# Original AFX track variation?



## Jim Norton (Jun 29, 2007)

I obtained a few pieces of the original AFX tab track recently and discovered something I found odd.

Until now, the hundreds of pieces of AFX tab track I have dealt with had a common feature on the underside of the track. The tabs have a hollow cavity and these cavities continue past the track end into the interior about 1/4".

These recently accquired pieces are different. The hollow cavity of the tab stops at the end of track edge. The tab cavity is about half as long. 

But what is really odd is that if you measure the two variations both are equal in length extreme tab end to extreme tab end. But if you measure the track surface end to end these "half cavity tab" pieces are about 1/16 - 1/32 of an inch shorter!

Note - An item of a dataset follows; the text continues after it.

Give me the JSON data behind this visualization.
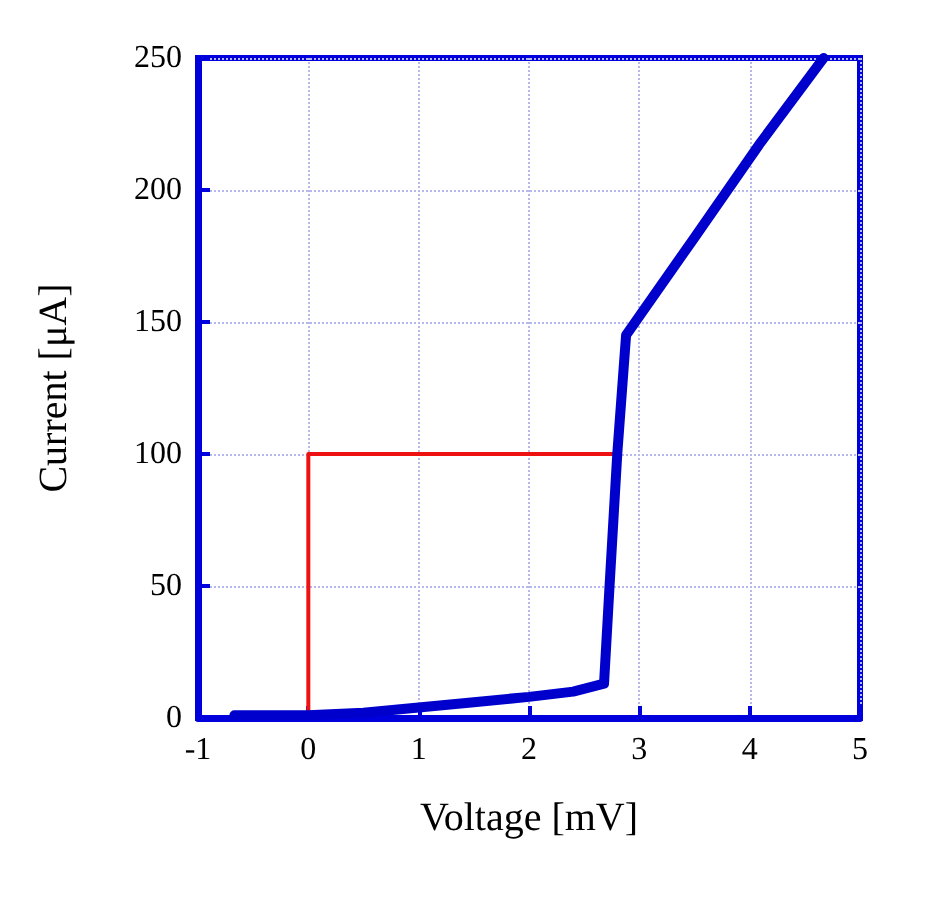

Once again, I have never seen such pieces. There is no date under the track as well and they do not fit tightly. Could these have possibly been a final attempt by Aurora to lessen stress on the track tabs and end the chronic broken tabs we all know so well?

Any insight appreciated.

Jim Norton
Huntsville, Alabama


----------



## Slott V (Feb 3, 2005)

Are you sure you don't have some TycoPro track mixed in?

TycoPro:










Original AFX:










-Scott


----------



## Hornet (Dec 1, 2005)

Tyco-Pro usually had it's name stamped into the underside of the track Scott:thumbsup:


----------



## Jim Norton (Jun 29, 2007)

*Its AFX for sure*

Regarding TYCO.....the track is good ole AFX. Top side of this "odd" track looks exaclty like any other 15" AFX Straight.

But turn the track upside down and there are subtle differences:

1) No date is stamped on the bottom
2) Hollow cavity in tabs half as long
3) Bottoms of slot and rails squared not rounded.

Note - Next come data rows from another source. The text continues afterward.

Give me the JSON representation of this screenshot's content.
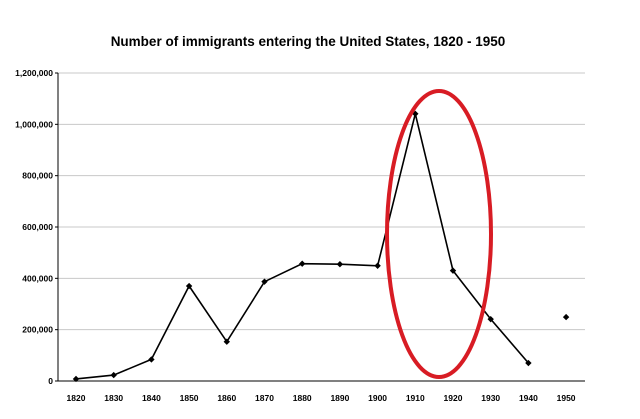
{
  "chart_data": {
    "type": "line",
    "title": "Number of immigrants entering the United States, 1820 - 1950",
    "xlabel": "",
    "ylabel": "",
    "categories": [
      "1820",
      "1830",
      "1840",
      "1850",
      "1860",
      "1870",
      "1880",
      "1890",
      "1900",
      "1910",
      "1920",
      "1930",
      "1940",
      "1950"
    ],
    "series": [
      {
        "values": [
          8000,
          23000,
          84000,
          370000,
          153000,
          387000,
          457000,
          455000,
          449000,
          1041000,
          430000,
          241000,
          70000,
          249000
        ],
        "segments": [
          [
            0,
            12
          ],
          [
            13,
            13
          ]
        ]
      }
    ],
    "yticks": [
      "0",
      "200,000",
      "400,000",
      "600,000",
      "800,000",
      "1,000,000",
      "1,200,000"
    ],
    "ylim": [
      0,
      1200000
    ],
    "grid": true,
    "legend": "none",
    "annotation": {
      "shape": "ellipse",
      "color": "#d81c24",
      "x_from": "1907",
      "x_to": "1932"
    }
  }
}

What really got my attention was the feel of these track pieces. They just felt weird. When I dropped one, the rails rattled. This is what got me noticing that these were not your typical AFX track pieces.

Jim Norton
Huntsville, Alabama


----------



## dlw (Aug 17, 1999)

Got a pic?


----------



## Grandcheapskate (Jan 5, 2006)

Didn't some AFX stuff come out of Mexico?


----------



## amsra (Sep 21, 2006)

Your "new" pieces are ones that were produced in Singapore. All the "normal" track you have (with the long hollow cavity and rounded slot and rail bottoms) seem to have been "Made in America" or "Made in American and Assembled in Mexico". My guess would be that the Singapore pieces where post-Aurora produced.

Some guys with a better knowledge of the history of AFX between the Aurora years and the Tomy years may know more about this.


----------



## Jim Norton (Jun 29, 2007)

*Made in Singapore*

Thanks for the information. The track pieces do indeed say "made in Singapore."

I am very curious about when and why the design was changed. 

What I don't like about that these pieces is when you connect two together the gap between the tracks is very noticable compared to the "regular" AFX tracks.

Jim Norton
Huntsville, Alabama


----------